2018 ha cerrado con el menor número de mujeres asesinadas por sus parejas o exparejas desde que hay registro, con 47 muertas y un caso investigado.

INTERVENCIÓN DE LA VÍCTIMA EN LA FASE DE EJECUCIÓN DE LA SENTENCIA 

Tras la aprobación de la Ley del Estatuto de la víctima del delito, se ha reconocido el derecho de las víctimas de delitos especialmente graves a participar en el proceso de ejecución de la sentencia, aunque no sean parte en el proceso y cuando así lo soliciten.

Los expertos señalan que las víctimas pueden aportar información relevante para que los jueces resuelvan sobre la ejecución de la pena.

Para ejercer ese derecho, la víctima debe ser previamente informada de que puede pedir que se le notifiquen algunas de las resoluciones propias de esta fase del procedimiento penal.

Los expertos citan, entre otras resoluciones que deben ser puestas en conocimiento de la víctima, los autos del juez de Vigilancia Penitenciaria que autoricen la clasificación del preso en tercer grado, que concedan beneficios penitenciarios, permisos de salida y los que se refieran al límite de cumplimiento de la pena.
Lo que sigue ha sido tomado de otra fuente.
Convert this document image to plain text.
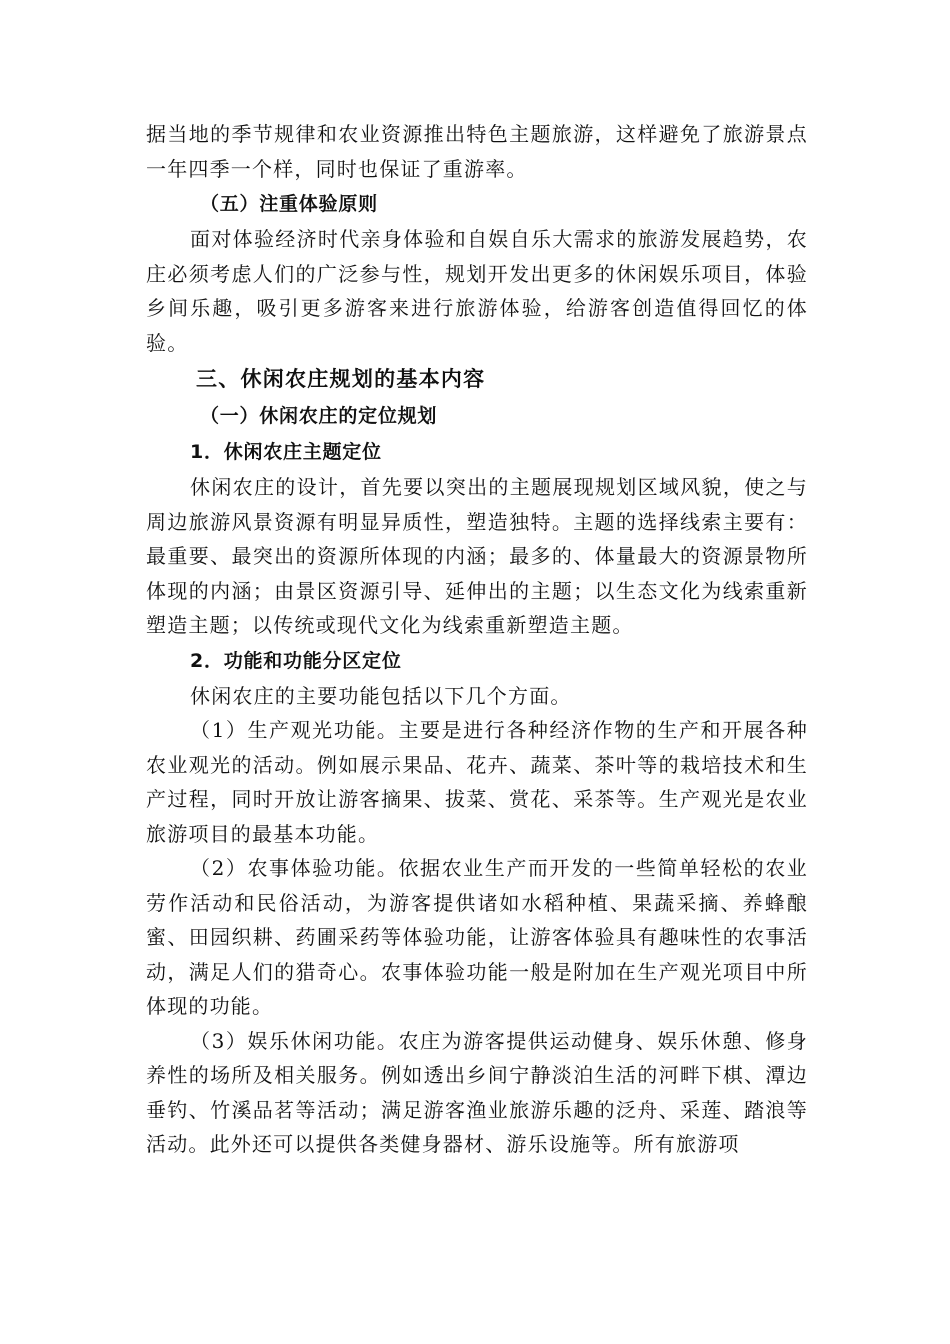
据当地的季节规律和农业资源推出特色主题旅游，这样避免了旅游景点一年四季一个样，同时也保证了重游率。

（五）注重体验原则

面对体验经济时代亲身体验和自娱自乐大需求的旅游发展趋势，农庄必须考虑人们的广泛参与性，规划开发出更多的休闲娱乐项目，体验乡间乐趣，吸引更多游客来进行旅游体验，给游客创造值得回忆的体验。

三、休闲农庄规划的基本内容

（一）休闲农庄的定位规划

1．休闲农庄主题定位

休闲农庄的设计，首先要以突出的主题展现规划区域风貌，使之与周边旅游风景资源有明显异质性，塑造独特。主题的选择线索主要有：最重要、最突出的资源所体现的内涵；最多的、体量最大的资源景物所体现的内涵；由景区资源引导、延伸出的主题；以生态文化为线索重新塑造主题；以传统或现代文化为线索重新塑造主题。

2．功能和功能分区定位

休闲农庄的主要功能包括以下几个方面。

（1）生产观光功能。主要是进行各种经济作物的生产和开展各种农业观光的活动。例如展示果品、花卉、蔬菜、茶叶等的栽培技术和生产过程，同时开放让游客摘果、拔菜、赏花、采茶等。生产观光是农业旅游项目的最基本功能。

（2）农事体验功能。依据农业生产而开发的一些简单轻松的农业劳作活动和民俗活动，为游客提供诸如水稻种植、果蔬采摘、养蜂酿蜜、田园织耕、药圃采药等体验功能，让游客体验具有趣味性的农事活动，满足人们的猎奇心。农事体验功能一般是附加在生产观光项目中所体现的功能。

（3）娱乐休闲功能。农庄为游客提供运动健身、娱乐休憩、修身养性的场所及相关服务。例如透出乡间宁静淡泊生活的河畔下棋、潭边垂钓、竹溪品茗等活动；满足游客渔业旅游乐趣的泛舟、采莲、踏浪等活动。此外还可以提供各类健身器材、游乐设施等。所有旅游项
La víctima deberá ser notificada y podrá recurrir esas resoluciones.

Asimismo, y con el fin de garantizar su propia seguridad, la víctima puede solicitar que se impongan al interno que ha accedido a la libertad condicional medidas como la prohibición de aproximarse a ella o a sus familiares, de establecer contacto o de residir en un lugar determinado o la obligación de participar en programas de reeducación, entre otras.

La suspensión de la ejecución de las penas privativas de libertad sólo deberá ser comunicada a las víctimas cuando la condena haya sido impuesta por la comisión de delitos con violencia e intimidación y si la víctima solicita ser informada.

En cuanto al cumplimiento de las penas de prohibición de aproximación, la víctima podrá solicitar la instalación de dispositivos electrónicos.

Si se trata del cumplimiento de las medidas de seguridad, o de su modificación, deberá ser oída por el juez, aunque no esté personada.

Los autores del manual recuerdan a los jueces la importancia de garantizar que se notifique debidamente a la víctima, aunque no esté personada en la causa, la resolución que declara la firmeza de la sentencia, pues es imprescindible para contar el plazo del que dispone para pedir las ayudas.

La acción para presentar dicha solicitud prescribe transcurrido un año desde la fecha de la comisión del hecho delictivo; y el cómputo del plazo para la prescripción de dicha acción se suspende desde la fecha de inicio de la acción penal y vuelve a correr cuando la sentencia es declarada firme.

VICENTE MAGRO: ‘NO ESTAMOS ESTABLECIENDO UNA FÓRMULA OBLIGATORIA DE ACTUAR, ES UN RECORDATORIO’

El magistrado Magro Servet hace hincapié en que el objetivo de este manual «no es establecer una fórmula obligatoria de actuar, evidentemente, sino un recordatorio de cómo los profesionales tenemos que atender a las víctimas que existen en nuestra sociedad cuando acuden a los tribunales, ya que la idea que debe presidir en la Administración de Justicia es la del «buen trato institucional» y la de la mejora en la formación de los profesionales que atienden asuntos tan delicados como son los relativos a los delitos comentidos con violencia».